In good Dean Koontz fashion, the animals tend toward the innocently heroic and (perhaps ironically, given the human body count) provide a couple of the few truly touching scenes—and we'll leave it at that. Plus, there is good use made of what one might term "Michael Slade-of-hand," which can also be found in the Konrath Jack Daniels books.
What about pace elevated to supreme status over characterization and description? As mentioned earlier, character details aren't missing, they're just short and sharp. The technique does not allow for greater caring about protagonists, but the result is that the few sensitive scenes are rendered more effective by contrast. Also, it's easier to watch expendable characters killed off without caring about them, which might otherwise be a hindrance. Gore is well-handled and kept to a minimum, though much more gore is implied, as much of the slaughter occurs off-stage. Perhaps it's just a case of being a jaded old horror reader, because various on-line reviews have indeed called the novel too gory, too sick, and just too much. Certain sections of William L. Shirer's immortal The Rise and Fall of the Third Reich, for instance, in which the written word imparts details that turn hair white and render inert the worst Afraid has to offer, are surely much worse. Of course, the comparison is not quite apt, as Afraid is fiction and therefore cannot generate the impact of a Rise and Fall. But one would think that, knowing it's fiction would allow more latitude. With gory celluloid franchises, we remind ourselves, "It's only a movie." So why can't readers simply substitute the word novel for movie and get on with it? Be that as it may, it's possible that some people "just don't want to go there" even in their fiction, though then it seems difficult then to explain the popularity and attraction of all the various CSI and CSI-style TV franchises, along with the HBO-etc. autopsy programs, or even such fare as Dexter.

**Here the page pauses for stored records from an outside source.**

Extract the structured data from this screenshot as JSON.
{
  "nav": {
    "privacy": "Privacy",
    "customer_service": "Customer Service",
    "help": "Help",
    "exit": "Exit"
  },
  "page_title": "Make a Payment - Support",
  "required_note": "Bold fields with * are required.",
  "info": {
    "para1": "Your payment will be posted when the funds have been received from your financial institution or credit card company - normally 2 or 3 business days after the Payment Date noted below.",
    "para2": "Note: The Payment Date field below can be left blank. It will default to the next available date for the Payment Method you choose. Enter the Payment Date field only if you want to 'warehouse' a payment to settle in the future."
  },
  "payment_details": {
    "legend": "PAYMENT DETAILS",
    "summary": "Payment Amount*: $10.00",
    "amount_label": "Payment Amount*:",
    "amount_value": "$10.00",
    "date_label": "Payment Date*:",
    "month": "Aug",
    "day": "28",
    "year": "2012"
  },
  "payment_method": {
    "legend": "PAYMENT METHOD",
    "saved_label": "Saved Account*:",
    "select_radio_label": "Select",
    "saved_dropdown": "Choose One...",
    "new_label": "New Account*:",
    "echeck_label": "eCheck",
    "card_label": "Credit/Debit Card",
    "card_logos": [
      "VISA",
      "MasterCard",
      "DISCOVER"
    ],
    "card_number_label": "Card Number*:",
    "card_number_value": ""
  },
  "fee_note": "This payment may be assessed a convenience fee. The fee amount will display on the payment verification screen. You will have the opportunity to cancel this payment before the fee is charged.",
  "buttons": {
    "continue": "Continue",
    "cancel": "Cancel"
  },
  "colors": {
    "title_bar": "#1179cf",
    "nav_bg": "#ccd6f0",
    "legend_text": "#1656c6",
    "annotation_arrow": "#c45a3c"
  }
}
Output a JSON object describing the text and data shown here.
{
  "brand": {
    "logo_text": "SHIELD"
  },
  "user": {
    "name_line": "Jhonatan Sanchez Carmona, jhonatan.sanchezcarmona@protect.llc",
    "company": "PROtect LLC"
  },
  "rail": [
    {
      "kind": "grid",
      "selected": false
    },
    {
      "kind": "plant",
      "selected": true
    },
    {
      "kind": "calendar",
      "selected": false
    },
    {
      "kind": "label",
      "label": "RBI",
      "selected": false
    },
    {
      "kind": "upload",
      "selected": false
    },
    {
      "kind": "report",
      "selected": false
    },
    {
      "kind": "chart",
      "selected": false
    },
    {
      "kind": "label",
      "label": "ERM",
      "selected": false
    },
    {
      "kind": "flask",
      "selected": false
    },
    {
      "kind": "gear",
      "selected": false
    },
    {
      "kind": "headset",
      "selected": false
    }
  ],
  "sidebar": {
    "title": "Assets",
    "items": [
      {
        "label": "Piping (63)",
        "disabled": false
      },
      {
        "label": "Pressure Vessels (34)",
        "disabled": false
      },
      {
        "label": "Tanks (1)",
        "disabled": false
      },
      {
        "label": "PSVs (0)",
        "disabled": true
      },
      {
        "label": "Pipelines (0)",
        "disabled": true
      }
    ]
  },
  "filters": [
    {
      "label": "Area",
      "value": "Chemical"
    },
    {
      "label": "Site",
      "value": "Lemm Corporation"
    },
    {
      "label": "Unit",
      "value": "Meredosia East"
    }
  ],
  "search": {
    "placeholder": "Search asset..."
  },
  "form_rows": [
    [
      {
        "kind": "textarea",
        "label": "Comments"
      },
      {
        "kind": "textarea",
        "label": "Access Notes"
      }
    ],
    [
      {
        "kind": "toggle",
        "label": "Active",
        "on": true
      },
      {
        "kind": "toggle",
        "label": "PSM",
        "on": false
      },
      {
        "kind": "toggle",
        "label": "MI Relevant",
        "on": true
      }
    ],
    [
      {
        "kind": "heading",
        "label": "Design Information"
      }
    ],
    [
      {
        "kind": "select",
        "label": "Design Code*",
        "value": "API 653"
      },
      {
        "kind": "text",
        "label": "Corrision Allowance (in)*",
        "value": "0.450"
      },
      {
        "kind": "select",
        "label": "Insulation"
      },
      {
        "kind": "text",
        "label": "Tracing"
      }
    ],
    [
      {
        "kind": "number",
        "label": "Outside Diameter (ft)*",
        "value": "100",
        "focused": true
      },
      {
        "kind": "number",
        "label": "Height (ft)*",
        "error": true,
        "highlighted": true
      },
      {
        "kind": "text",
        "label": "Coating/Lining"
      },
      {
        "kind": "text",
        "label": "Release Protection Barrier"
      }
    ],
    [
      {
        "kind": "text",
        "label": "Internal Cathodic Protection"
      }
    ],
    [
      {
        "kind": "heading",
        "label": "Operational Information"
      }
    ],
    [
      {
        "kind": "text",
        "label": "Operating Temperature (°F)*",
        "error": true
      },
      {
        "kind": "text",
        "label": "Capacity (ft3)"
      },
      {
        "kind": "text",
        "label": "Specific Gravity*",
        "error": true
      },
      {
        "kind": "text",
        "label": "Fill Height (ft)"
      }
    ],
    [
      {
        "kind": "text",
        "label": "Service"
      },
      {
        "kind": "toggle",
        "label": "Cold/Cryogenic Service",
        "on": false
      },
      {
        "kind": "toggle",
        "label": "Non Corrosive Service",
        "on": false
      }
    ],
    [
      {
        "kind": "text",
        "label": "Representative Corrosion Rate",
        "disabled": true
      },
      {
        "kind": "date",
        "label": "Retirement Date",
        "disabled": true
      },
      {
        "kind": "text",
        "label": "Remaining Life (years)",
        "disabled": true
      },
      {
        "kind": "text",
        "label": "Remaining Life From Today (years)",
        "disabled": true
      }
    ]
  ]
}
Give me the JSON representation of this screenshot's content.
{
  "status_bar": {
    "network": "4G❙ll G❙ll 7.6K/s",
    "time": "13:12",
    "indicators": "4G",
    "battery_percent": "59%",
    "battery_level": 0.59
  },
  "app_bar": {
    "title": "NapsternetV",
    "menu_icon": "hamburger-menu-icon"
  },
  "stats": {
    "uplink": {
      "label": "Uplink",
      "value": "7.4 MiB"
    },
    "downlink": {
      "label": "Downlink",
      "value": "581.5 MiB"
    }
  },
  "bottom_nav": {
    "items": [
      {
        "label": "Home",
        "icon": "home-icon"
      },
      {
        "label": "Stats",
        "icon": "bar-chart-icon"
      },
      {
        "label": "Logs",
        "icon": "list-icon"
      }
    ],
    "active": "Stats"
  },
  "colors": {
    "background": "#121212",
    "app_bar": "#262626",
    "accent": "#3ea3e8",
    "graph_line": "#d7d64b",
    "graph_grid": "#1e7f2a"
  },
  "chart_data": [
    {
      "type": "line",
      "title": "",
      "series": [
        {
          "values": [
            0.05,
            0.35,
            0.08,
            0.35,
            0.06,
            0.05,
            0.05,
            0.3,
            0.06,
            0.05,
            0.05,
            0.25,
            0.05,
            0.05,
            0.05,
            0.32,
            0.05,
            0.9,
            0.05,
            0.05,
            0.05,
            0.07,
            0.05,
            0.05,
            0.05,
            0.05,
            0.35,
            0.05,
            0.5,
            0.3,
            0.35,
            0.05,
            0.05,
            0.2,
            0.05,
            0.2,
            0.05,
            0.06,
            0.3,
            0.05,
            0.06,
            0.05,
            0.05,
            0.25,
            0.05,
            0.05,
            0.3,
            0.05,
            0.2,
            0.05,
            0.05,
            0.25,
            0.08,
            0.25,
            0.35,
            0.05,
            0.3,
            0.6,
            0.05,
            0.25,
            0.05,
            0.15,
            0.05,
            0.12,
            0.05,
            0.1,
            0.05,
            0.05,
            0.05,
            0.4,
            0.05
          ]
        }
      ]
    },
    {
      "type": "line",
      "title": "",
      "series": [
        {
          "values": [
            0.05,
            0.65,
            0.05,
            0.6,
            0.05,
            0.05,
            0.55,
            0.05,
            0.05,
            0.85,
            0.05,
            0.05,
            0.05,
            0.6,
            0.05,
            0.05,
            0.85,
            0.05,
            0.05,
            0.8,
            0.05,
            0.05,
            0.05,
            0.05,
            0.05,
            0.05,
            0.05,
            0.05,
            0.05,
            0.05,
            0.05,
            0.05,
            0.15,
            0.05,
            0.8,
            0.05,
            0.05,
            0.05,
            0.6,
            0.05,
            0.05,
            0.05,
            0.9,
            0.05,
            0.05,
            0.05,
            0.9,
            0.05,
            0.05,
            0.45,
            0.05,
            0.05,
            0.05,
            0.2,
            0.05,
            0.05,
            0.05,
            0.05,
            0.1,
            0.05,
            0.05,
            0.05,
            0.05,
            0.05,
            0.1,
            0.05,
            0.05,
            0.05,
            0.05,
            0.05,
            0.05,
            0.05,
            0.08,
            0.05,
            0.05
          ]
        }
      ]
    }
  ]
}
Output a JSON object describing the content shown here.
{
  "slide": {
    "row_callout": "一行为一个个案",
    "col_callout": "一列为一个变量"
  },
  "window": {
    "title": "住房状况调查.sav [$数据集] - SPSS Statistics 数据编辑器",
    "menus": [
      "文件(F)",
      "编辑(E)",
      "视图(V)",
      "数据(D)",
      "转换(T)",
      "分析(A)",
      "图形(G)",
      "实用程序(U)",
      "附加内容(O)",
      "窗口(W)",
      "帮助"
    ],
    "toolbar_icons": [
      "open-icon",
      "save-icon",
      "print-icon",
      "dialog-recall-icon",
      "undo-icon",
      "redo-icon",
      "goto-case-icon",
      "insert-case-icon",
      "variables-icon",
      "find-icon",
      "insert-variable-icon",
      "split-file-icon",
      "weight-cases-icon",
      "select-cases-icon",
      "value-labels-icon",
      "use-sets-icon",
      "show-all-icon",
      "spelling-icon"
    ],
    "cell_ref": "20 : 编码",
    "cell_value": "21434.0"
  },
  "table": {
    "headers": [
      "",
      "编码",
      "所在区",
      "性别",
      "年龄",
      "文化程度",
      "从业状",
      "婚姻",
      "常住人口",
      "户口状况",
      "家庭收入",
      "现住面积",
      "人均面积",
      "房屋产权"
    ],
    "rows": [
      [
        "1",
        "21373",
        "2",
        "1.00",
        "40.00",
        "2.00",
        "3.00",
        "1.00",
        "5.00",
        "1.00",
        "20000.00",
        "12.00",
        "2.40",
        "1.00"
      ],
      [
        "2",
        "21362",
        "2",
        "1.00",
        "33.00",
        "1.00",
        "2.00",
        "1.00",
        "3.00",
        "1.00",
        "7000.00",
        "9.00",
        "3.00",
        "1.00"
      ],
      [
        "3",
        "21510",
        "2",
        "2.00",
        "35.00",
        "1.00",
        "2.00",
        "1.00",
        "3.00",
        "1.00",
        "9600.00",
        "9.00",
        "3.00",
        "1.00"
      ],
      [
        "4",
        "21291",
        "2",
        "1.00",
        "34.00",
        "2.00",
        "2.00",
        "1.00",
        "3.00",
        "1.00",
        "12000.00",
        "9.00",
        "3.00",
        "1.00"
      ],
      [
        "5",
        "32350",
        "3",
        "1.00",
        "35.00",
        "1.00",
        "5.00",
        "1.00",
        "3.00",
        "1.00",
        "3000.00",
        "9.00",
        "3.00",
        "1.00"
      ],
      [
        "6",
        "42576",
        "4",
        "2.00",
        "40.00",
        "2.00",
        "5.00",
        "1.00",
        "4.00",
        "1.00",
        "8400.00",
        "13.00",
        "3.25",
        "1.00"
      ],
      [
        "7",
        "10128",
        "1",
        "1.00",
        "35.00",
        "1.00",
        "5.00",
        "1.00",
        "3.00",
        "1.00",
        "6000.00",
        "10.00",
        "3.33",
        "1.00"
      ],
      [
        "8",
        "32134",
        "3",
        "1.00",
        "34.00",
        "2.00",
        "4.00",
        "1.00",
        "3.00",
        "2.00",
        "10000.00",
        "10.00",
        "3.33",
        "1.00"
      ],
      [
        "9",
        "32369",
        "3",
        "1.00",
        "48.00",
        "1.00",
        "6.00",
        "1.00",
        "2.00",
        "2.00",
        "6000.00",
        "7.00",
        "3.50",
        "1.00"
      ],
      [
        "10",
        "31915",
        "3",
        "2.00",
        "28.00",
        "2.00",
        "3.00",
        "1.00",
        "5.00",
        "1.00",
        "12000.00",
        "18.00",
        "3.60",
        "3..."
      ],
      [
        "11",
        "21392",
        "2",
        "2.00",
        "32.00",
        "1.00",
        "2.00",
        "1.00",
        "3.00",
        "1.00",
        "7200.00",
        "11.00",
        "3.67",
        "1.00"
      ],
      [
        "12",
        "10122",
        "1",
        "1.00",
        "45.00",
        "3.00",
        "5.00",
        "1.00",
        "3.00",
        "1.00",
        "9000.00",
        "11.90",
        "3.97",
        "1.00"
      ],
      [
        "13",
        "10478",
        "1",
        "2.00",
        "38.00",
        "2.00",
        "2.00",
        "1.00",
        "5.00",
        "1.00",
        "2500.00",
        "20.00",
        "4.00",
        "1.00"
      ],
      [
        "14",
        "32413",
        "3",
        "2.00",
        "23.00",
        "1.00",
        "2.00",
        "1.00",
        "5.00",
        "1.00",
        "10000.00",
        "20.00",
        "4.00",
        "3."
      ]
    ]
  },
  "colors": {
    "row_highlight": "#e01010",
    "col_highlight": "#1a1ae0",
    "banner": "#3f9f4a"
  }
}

Afraid is a dum-dum bullet to the forehead, a whip-crack of a novel that effectively uses its array of technique weapons to cause not fear, but a highly desirable level of suspense. Who will live? Who will die? What is the McGuffin, anyway? From the helicopter crash to the climax, there are very few speed bumps and no chapter headings. Like The DaVinci Code, Afraid utilizes its pace to thwart analysis. There are shaky aspects to the plot, but Kilborn's calculated momentum carries the reader forward with hardly any respite. A gleeful over-the-top quality rules, the kind found in most B-movies — movies that are as often entertaining as not despite the oft-visible structural constructs. Here, even the place names have a role. Take Safe Haven. Get it? In Kilborn's hands, it's not a haven, and nobody is safe. That's called irony, and it may be a bit much—perhaps a small misstep in what is otherwise a very well-planned campaign of slick plotting, pacing, and even slicker execution (and executions, come to think of it). The willing reader will be enticed to participate, and they will be entertained by this excellent example of commercial fiction. Unwilling readers will find the toe-sucking and occasional casual brutality just too much right from the beginning. It'll be their loss.